Кроме ревниво хранимых нежных воспоминаний, он вывез из Германии любовь к наукам и книгам; трактат о Гете; прекрасный перевод героико-комической поэмы Захарии, вполне достойной принадлежать по своему юмору и остроумию перу Гольберга; несколько страниц удивительного плутовского романа Христиана Рейтера «Приключения Шельмуффского»; отрывок из трактата Курта Ауэрбаха об алхимии и несколько скучнейших подражаний Taqebuch eipes Beobachters seines selbst Лаватера.
Сейчас вся эта запыленная литература стала моей, ибо дядюшка Квансюис завещал ее мне в надежде, что когда-нибудь она мне окажется полезной.
Увы! Я не оправдал его предсмертных надежд — в моей памяти только и осталось, что восклицание: «Писание — это трудолюбивая праздность…» — отчаянный крик души Геца фон Берлихингена, этого удивительного героя-мученика, которого мой дорогой дядюшка особо отметил в своем трактате о Гёте.
Дядюшка подчеркнул эту фразу пять раз разными цветными карандашами.
Трудно нарушить обет молчания и приподнять покрывало забвения! И если я делаю это, то только потому, что мне было знамение из неизъяснимой тьмы.
Дядюшка Квансюис проживал в соседнем доме, на той же длинной, угрюмой и вечно сумрачной улице Хэм.
Дом был поменьше нашего, совсем черный, но эхо гуляло там еще сильнее в дни бурь и порывистых резких ветров.
Однако одну комнату там все же уберегли от мрачного холода подвальных кладовок и тьмы коридоров. Это была высокая светлая комната, обитая желтой тканью; ее обогревала чудесная марльбаховская печь, а из центральной лепной розетки потолка на трех позолоченных цепочках свешивалась лампа с двумя фитилями.

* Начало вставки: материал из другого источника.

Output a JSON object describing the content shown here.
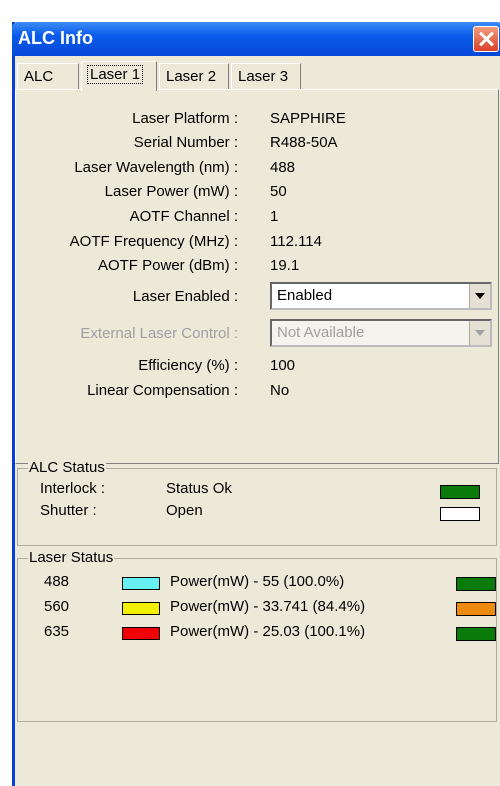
{
  "window": {
    "title": "ALC Info"
  },
  "tabs": [
    {
      "label": "ALC"
    },
    {
      "label": "Laser 1"
    },
    {
      "label": "Laser 2"
    },
    {
      "label": "Laser 3"
    }
  ],
  "fields": {
    "platform": {
      "label": "Laser Platform :",
      "value": "SAPPHIRE"
    },
    "serial": {
      "label": "Serial Number :",
      "value": "R488-50A"
    },
    "wavelength": {
      "label": "Laser Wavelength (nm) :",
      "value": "488"
    },
    "power": {
      "label": "Laser Power (mW) :",
      "value": "50"
    },
    "aotf_channel": {
      "label": "AOTF Channel :",
      "value": "1"
    },
    "aotf_freq": {
      "label": "AOTF Frequency (MHz) :",
      "value": "112.114"
    },
    "aotf_power": {
      "label": "AOTF Power (dBm) :",
      "value": "19.1"
    },
    "enabled": {
      "label": "Laser Enabled :",
      "value": "Enabled"
    },
    "ext_control": {
      "label": "External Laser Control :",
      "value": "Not Available"
    },
    "efficiency": {
      "label": "Efficiency (%) :",
      "value": "100"
    },
    "linear": {
      "label": "Linear Compensation :",
      "value": "No"
    }
  },
  "alc_status": {
    "title": "ALC Status",
    "rows": [
      {
        "label": "Interlock :",
        "value": "Status Ok",
        "color": "#0a7a0a"
      },
      {
        "label": "Shutter :",
        "value": "Open",
        "color": "#ffffff"
      }
    ]
  },
  "laser_status": {
    "title": "Laser Status",
    "rows": [
      {
        "wl": "488",
        "swatch": "#66f0f4",
        "text": "Power(mW) - 55 (100.0%)",
        "status": "#0a7a0a"
      },
      {
        "wl": "560",
        "swatch": "#f2f000",
        "text": "Power(mW) - 33.741 (84.4%)",
        "status": "#ee8a10"
      },
      {
        "wl": "635",
        "swatch": "#f00000",
        "text": "Power(mW) - 25.03 (100.1%)",
        "status": "#0a7a0a"
      }
    ]
  }
}
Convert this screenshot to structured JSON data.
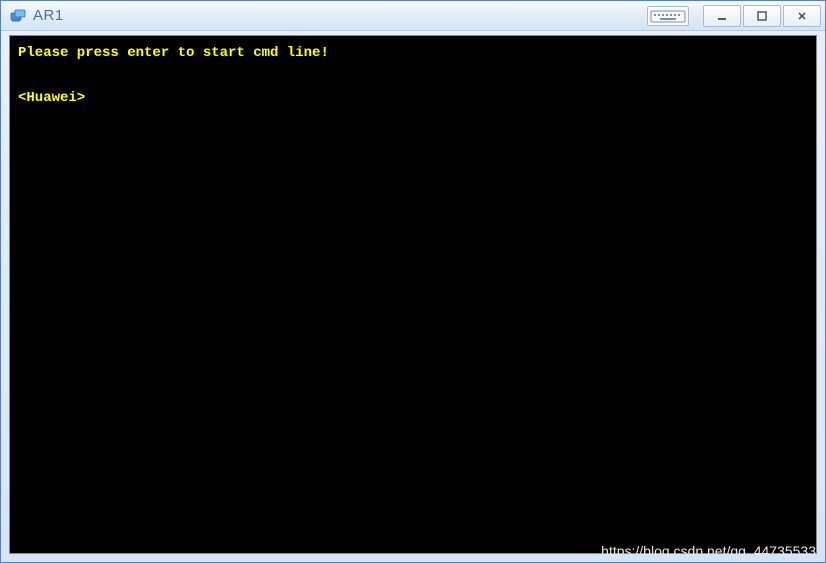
{
  "window": {
    "title": "AR1"
  },
  "terminal": {
    "line1": "Please press enter to start cmd line!",
    "prompt": "<Huawei>"
  },
  "watermark": {
    "text": "https://blog.csdn.net/qq_44735533"
  },
  "colors": {
    "terminal_bg": "#000000",
    "terminal_text": "#ffff00",
    "titlebar_text": "#4a6fa5"
  }
}
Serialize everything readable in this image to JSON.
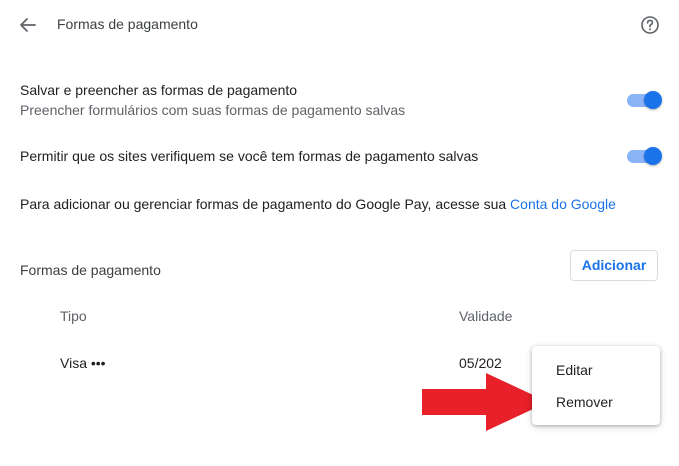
{
  "header": {
    "title": "Formas de pagamento",
    "back_icon": "arrow-back-icon",
    "help_icon": "help-circle-icon"
  },
  "settings": {
    "save_fill": {
      "label": "Salvar e preencher as formas de pagamento",
      "sublabel": "Preencher formulários com suas formas de pagamento salvas",
      "enabled": true
    },
    "allow_sites": {
      "label": "Permitir que os sites verifiquem se você tem formas de pagamento salvas",
      "enabled": true
    },
    "google_pay": {
      "text": "Para adicionar ou gerenciar formas de pagamento do Google Pay, acesse sua ",
      "link": "Conta do Google"
    }
  },
  "payments": {
    "section_title": "Formas de pagamento",
    "add_label": "Adicionar",
    "columns": {
      "type": "Tipo",
      "validity": "Validade"
    },
    "rows": [
      {
        "type": "Visa •••",
        "validity": "05/202"
      }
    ]
  },
  "context_menu": {
    "items": [
      {
        "label": "Editar"
      },
      {
        "label": "Remover"
      }
    ]
  },
  "colors": {
    "accent": "#1a73e8",
    "toggle_track": "#8ab4f8",
    "arrow": "#e8202a"
  }
}
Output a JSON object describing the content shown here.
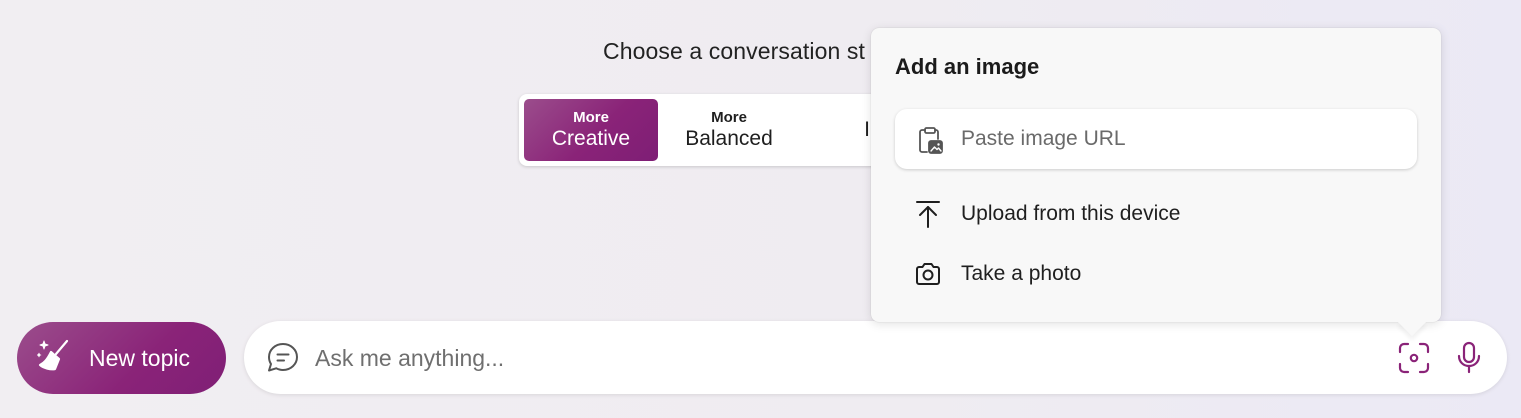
{
  "conversation_style": {
    "heading": "Choose a conversation st",
    "options": [
      {
        "top": "More",
        "main": "Creative",
        "active": true
      },
      {
        "top": "More",
        "main": "Balanced",
        "active": false
      },
      {
        "top": "",
        "main": "I",
        "active": false
      }
    ]
  },
  "new_topic": {
    "label": "New topic",
    "icon": "broom-sparkle-icon"
  },
  "input_bar": {
    "placeholder": "Ask me anything...",
    "icons": [
      "chat-bubble-icon",
      "image-search-icon",
      "microphone-icon"
    ]
  },
  "popover": {
    "title": "Add an image",
    "url_placeholder": "Paste image URL",
    "items": [
      {
        "label": "Upload from this device",
        "icon": "upload-icon"
      },
      {
        "label": "Take a photo",
        "icon": "camera-icon"
      }
    ]
  },
  "colors": {
    "accent": "#8a2378",
    "background": "#f0edf2",
    "popover_bg": "#f8f8f8"
  }
}
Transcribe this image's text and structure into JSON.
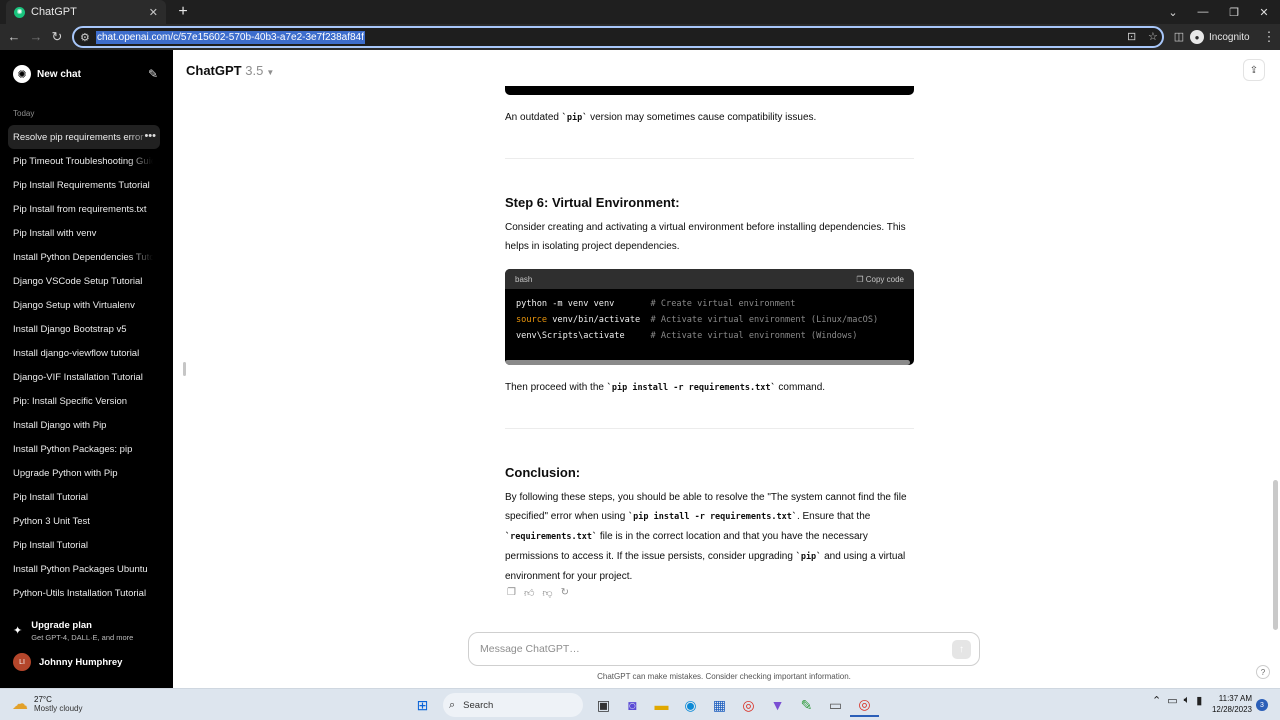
{
  "browser": {
    "tab_title": "ChatGPT",
    "url": "chat.openai.com/c/57e15602-570b-40b3-a7e2-3e7f238af84f",
    "incognito_label": "Incognito"
  },
  "sidebar": {
    "new_chat_label": "New chat",
    "section_label": "Today",
    "items": [
      {
        "label": "Resolve pip requirements error"
      },
      {
        "label": "Pip Timeout Troubleshooting Guide"
      },
      {
        "label": "Pip Install Requirements Tutorial"
      },
      {
        "label": "Pip Install from requirements.txt"
      },
      {
        "label": "Pip Install with venv"
      },
      {
        "label": "Install Python Dependencies Tutorial"
      },
      {
        "label": "Django VSCode Setup Tutorial"
      },
      {
        "label": "Django Setup with Virtualenv"
      },
      {
        "label": "Install Django Bootstrap v5"
      },
      {
        "label": "Install django-viewflow tutorial"
      },
      {
        "label": "Django-VIF Installation Tutorial"
      },
      {
        "label": "Pip: Install Specific Version"
      },
      {
        "label": "Install Django with Pip"
      },
      {
        "label": "Install Python Packages: pip"
      },
      {
        "label": "Upgrade Python with Pip"
      },
      {
        "label": "Pip Install Tutorial"
      },
      {
        "label": "Python 3 Unit Test"
      },
      {
        "label": "Pip Install Tutorial"
      },
      {
        "label": "Install Python Packages Ubuntu"
      },
      {
        "label": "Python-Utils Installation Tutorial"
      }
    ],
    "upgrade_title": "Upgrade plan",
    "upgrade_sub": "Get GPT-4, DALL·E, and more",
    "user_initials": "LI",
    "user_name": "Johnny Humphrey"
  },
  "header": {
    "model_name": "ChatGPT",
    "model_version": "3.5"
  },
  "message": {
    "p1_before": "An outdated ",
    "p1_code": "`pip`",
    "p1_after": " version may sometimes cause compatibility issues.",
    "step6_title": "Step 6: Virtual Environment:",
    "step6_text": "Consider creating and activating a virtual environment before installing dependencies. This helps in isolating project dependencies.",
    "code_lang": "bash",
    "copy_label": "Copy code",
    "code_lines": [
      {
        "kw": "",
        "cmd": "python -m venv venv       ",
        "comment": "# Create virtual environment"
      },
      {
        "kw": "source",
        "cmd": " venv/bin/activate  ",
        "comment": "# Activate virtual environment (Linux/macOS)"
      },
      {
        "kw": "",
        "cmd": "venv\\Scripts\\activate     ",
        "comment": "# Activate virtual environment (Windows)"
      }
    ],
    "then_before": "Then proceed with the ",
    "then_code": "`pip install -r requirements.txt`",
    "then_after": " command.",
    "conclusion_title": "Conclusion:",
    "c_1": "By following these steps, you should be able to resolve the \"The system cannot find the file specified\" error when using ",
    "c_code1": "`pip install -r requirements.txt`",
    "c_2": ". Ensure that the ",
    "c_code2": "`requirements.txt`",
    "c_3": " file is in the correct location and that you have the necessary permissions to access it. If the issue persists, consider upgrading ",
    "c_code3": "`pip`",
    "c_4": " and using a virtual environment for your project."
  },
  "composer": {
    "placeholder": "Message ChatGPT…",
    "disclaimer": "ChatGPT can make mistakes. Consider checking important information."
  },
  "taskbar": {
    "temperature": "27°C",
    "condition": "Mostly cloudy",
    "search_label": "Search",
    "time": "11:37 AM",
    "date": "12/28/2023",
    "notification_count": "3"
  }
}
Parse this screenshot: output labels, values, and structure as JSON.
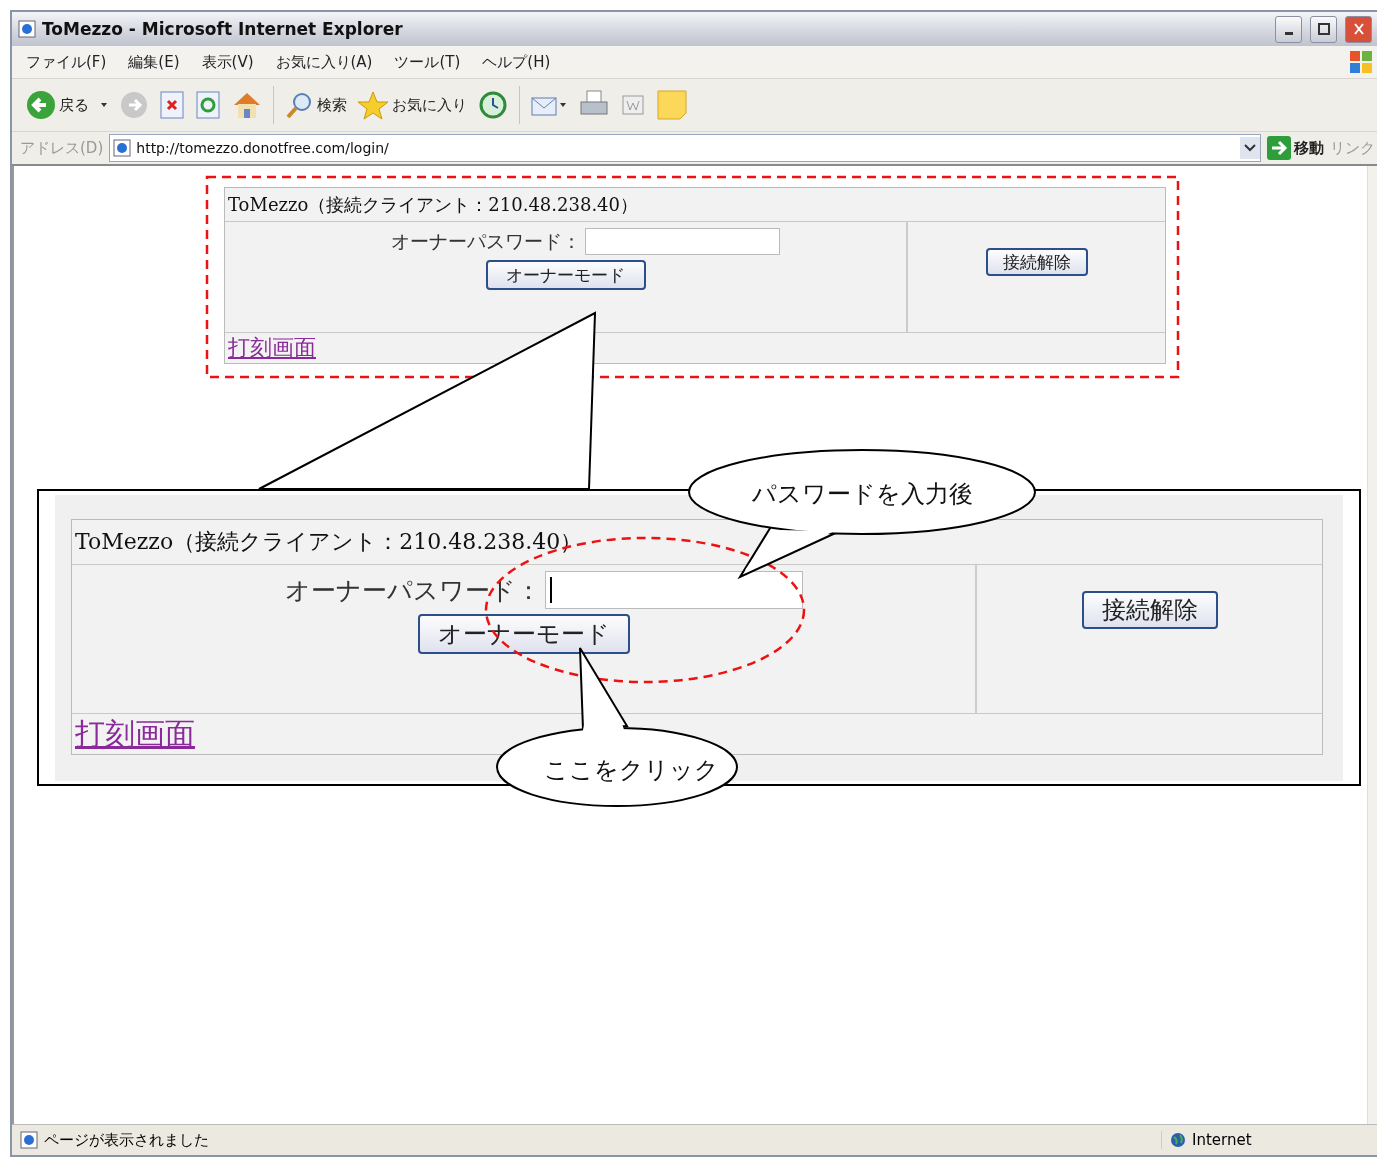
{
  "window": {
    "title": "ToMezzo - Microsoft Internet Explorer"
  },
  "menu": [
    "ファイル(F)",
    "編集(E)",
    "表示(V)",
    "お気に入り(A)",
    "ツール(T)",
    "ヘルプ(H)"
  ],
  "toolbar": {
    "back": "戻る",
    "search": "検索",
    "favorites": "お気に入り"
  },
  "address": {
    "label": "アドレス(D)",
    "url": "http://tomezzo.donotfree.com/login/",
    "go": "移動",
    "links": "リンク"
  },
  "form": {
    "title": "ToMezzo（接続クライアント：210.48.238.40）",
    "password_label": "オーナーパスワード：",
    "owner_button": "オーナーモード",
    "disconnect_button": "接続解除",
    "link": "打刻画面"
  },
  "zoomed_form": {
    "title": "ToMezzo（接続クライアント：210.48.238.40）",
    "password_label": "オーナーパスワード：",
    "owner_button": "オーナーモード",
    "disconnect_button": "接続解除",
    "link": "打刻画面",
    "caret": true
  },
  "callouts": [
    {
      "kind": "input",
      "text": "パスワードを入力後"
    },
    {
      "kind": "click",
      "text": "ここをクリック"
    }
  ],
  "status_bar": {
    "text": "ページが表示されました",
    "zone": "Internet"
  }
}
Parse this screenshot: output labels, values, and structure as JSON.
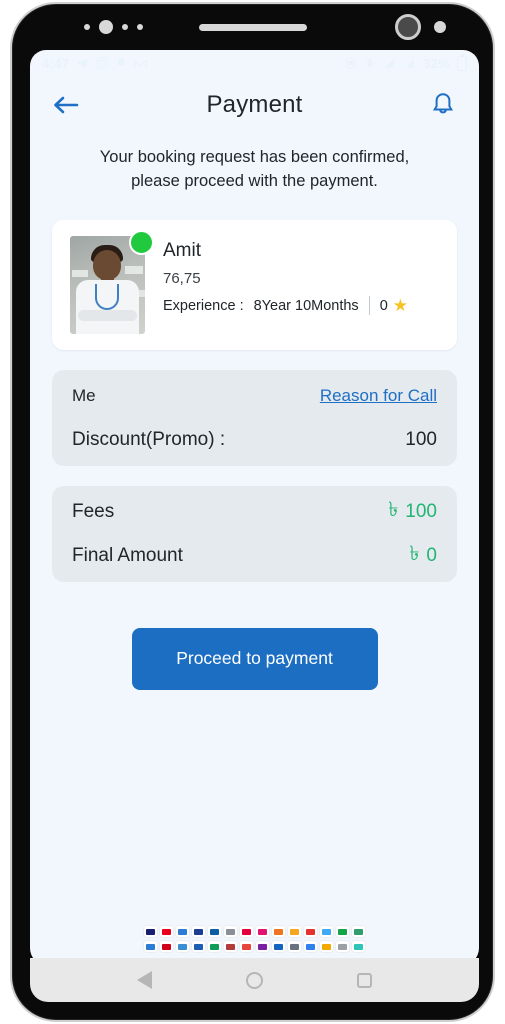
{
  "status_bar": {
    "time": "4:47",
    "left_icons": [
      "telegram-icon",
      "instagram-icon",
      "bell-icon",
      "gmail-icon"
    ],
    "right_icons": [
      "sim-icon",
      "vibrate-icon",
      "network-4g-icon",
      "signal-icon"
    ],
    "battery_percent": "32%"
  },
  "appbar": {
    "back_icon": "back-arrow-icon",
    "title": "Payment",
    "notification_icon": "bell-icon"
  },
  "intro": {
    "line1": "Your booking request has been confirmed,",
    "line2": "please proceed with the payment."
  },
  "doctor": {
    "name": "Amit",
    "subtitle": "76,75",
    "experience_label": "Experience :",
    "experience_value": "8Year 10Months",
    "rating": "0",
    "star_icon": "star-icon",
    "status": "online",
    "status_color": "#21c93f"
  },
  "summary": {
    "owner_label": "Me",
    "reason_link": "Reason for Call",
    "discount_label": "Discount(Promo) :",
    "discount_value": "100"
  },
  "fees": {
    "fees_label": "Fees",
    "fees_currency": "৳",
    "fees_value": "100",
    "final_label": "Final Amount",
    "final_currency": "৳",
    "final_value": "0",
    "amount_color": "#22b573"
  },
  "cta": {
    "label": "Proceed to payment",
    "color": "#1b6ec2"
  },
  "payment_methods": {
    "row1": [
      {
        "name": "visa",
        "color": "#1a1f71"
      },
      {
        "name": "mastercard",
        "color": "#eb001b"
      },
      {
        "name": "card-blue",
        "color": "#2b7cd3"
      },
      {
        "name": "amex",
        "color": "#1c3f94"
      },
      {
        "name": "dbbl",
        "color": "#0b5fa5"
      },
      {
        "name": "bank-card",
        "color": "#8a8f98"
      },
      {
        "name": "rocket",
        "color": "#e4003a"
      },
      {
        "name": "bkash",
        "color": "#e2136e"
      },
      {
        "name": "nagad",
        "color": "#ee7623"
      },
      {
        "name": "upay",
        "color": "#f5a623"
      },
      {
        "name": "okwallet",
        "color": "#e3342f"
      },
      {
        "name": "tap",
        "color": "#3fa9f5"
      },
      {
        "name": "mcash",
        "color": "#16a34a"
      },
      {
        "name": "mycash",
        "color": "#2e9e6b"
      }
    ],
    "row2": [
      {
        "name": "cellfin",
        "color": "#2b7cd3"
      },
      {
        "name": "redcard",
        "color": "#d0021b"
      },
      {
        "name": "bluecard",
        "color": "#3a8fd4"
      },
      {
        "name": "qcash",
        "color": "#1a5fb4"
      },
      {
        "name": "islami",
        "color": "#0f9d58"
      },
      {
        "name": "bank",
        "color": "#b33a3a"
      },
      {
        "name": "aamarpay",
        "color": "#e8453c"
      },
      {
        "name": "surecash",
        "color": "#7b1fa2"
      },
      {
        "name": "dmoney",
        "color": "#1565c0"
      },
      {
        "name": "city",
        "color": "#6b7280"
      },
      {
        "name": "ebl",
        "color": "#2f80ed"
      },
      {
        "name": "gold",
        "color": "#f2a900"
      },
      {
        "name": "ipay",
        "color": "#9aa0a6"
      },
      {
        "name": "tapgreen",
        "color": "#2ec4b6"
      }
    ]
  },
  "navbar": {
    "back": "nav-back-icon",
    "home": "nav-home-icon",
    "recents": "nav-recents-icon"
  }
}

Днем массивный овальный стол кряхтел под тяжестью книг и коробок со старинными миниатюрами; но вечером, в час обеда, на нем расстилали коричневую, расшитую голубым и оранжевым скатерть, а затем расставляли красивые тарелки из дорникского фаянса и богемский хрусталь.
В этих тарелках подавались изумительные кушанья, а из высоких бокалов пили бордосские и рейнские вина.
За этим столом дядюшка Квансюис принимал своих друзей, которых любил за их внимание к своим речам и за немой восторг перед его ученостью. Я словно сейчас вижу, как они поедают баранью ногу с чесноком, запеченную курицу, тушеного ската или гусиный паштет и с явным удовольствием внимают мудрым рассуждениям хозяина.
Их было четверо — господин Ван Пиперцеле, доктор каких-то, но отнюдь не медицинских наук; тихий и славный Финхаер; толстый и безмятежный Бинус Комперноле и капитан Коппеянс.